Generation and evolution of the orbital angular coherence momentum of mutual coherence tensor for stochastic optical fields
Abstract
The statistical properties of light play an important role in determining the result of most optical experiment. It has long been recognized that correlations provides a very convenient method in describing the statistical properties of light. In particular, the cross correlation between the fluctuating fields at different space time points, known as the coherence function, is a quantity of great interest. Another important manifestation of the random fluctuations is the phenomenon of partial polarization. In recent years, the unification of the phenomena of coherence and polarization has attracted new interests and some developments have been made to demonstrate the usefulness of this more comprehensive formulation of correlation effects in stochastic electromagnetic beams.
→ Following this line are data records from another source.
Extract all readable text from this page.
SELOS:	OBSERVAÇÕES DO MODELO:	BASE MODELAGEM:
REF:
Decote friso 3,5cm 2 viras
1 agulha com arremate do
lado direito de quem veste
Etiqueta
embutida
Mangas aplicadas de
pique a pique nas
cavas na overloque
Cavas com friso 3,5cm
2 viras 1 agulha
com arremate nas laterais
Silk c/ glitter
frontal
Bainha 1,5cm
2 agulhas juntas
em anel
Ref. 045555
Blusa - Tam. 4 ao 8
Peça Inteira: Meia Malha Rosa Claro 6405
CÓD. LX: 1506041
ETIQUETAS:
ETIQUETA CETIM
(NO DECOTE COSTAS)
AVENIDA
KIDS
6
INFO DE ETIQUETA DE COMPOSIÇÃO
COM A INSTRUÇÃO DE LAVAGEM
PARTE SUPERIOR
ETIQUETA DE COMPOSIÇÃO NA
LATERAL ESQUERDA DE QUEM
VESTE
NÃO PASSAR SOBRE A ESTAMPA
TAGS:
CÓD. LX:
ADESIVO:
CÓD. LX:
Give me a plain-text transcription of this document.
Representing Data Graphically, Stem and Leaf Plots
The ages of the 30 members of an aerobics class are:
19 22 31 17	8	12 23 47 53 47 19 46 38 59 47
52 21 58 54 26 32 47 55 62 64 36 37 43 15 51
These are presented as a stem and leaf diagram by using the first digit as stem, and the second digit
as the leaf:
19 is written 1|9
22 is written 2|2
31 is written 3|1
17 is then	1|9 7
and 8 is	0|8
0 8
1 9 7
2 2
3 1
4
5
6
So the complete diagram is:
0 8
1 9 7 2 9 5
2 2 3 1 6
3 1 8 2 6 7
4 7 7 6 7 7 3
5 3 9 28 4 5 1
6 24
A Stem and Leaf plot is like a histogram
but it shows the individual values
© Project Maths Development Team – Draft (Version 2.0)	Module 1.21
On the other hand, optical vortices or phase singularities in optical fields have been known for a long time, and extensive studies have been made on their basic properties since the seminal work of Nye and Berry in the early 1970s. Among various fantastic features possessed by optical vortices, the existence of the orbital angular momentum of light is one of the most fundamental properties. Recently, the field of singular optics has been extended to the realm of correlation functions, where a new term coherence vortices has been introduced to refer to phase singularities of the complex coherence function. We have presented a direct experimental evidence of the phase singularity of coherence function, and observed a newly defined quantity orbital angular coherence momentum associated with the coherence vortex. In this talk, we will present the theoretical and experimental investigations into the newly introduced spin and orbital angular momenta of coherence tensor. Some associated properties such as the fractional coherence vortex with its analogy to Aharonov-Bohm effect and Fujiwhara effect between two coherence vortices are also investigated for the first time.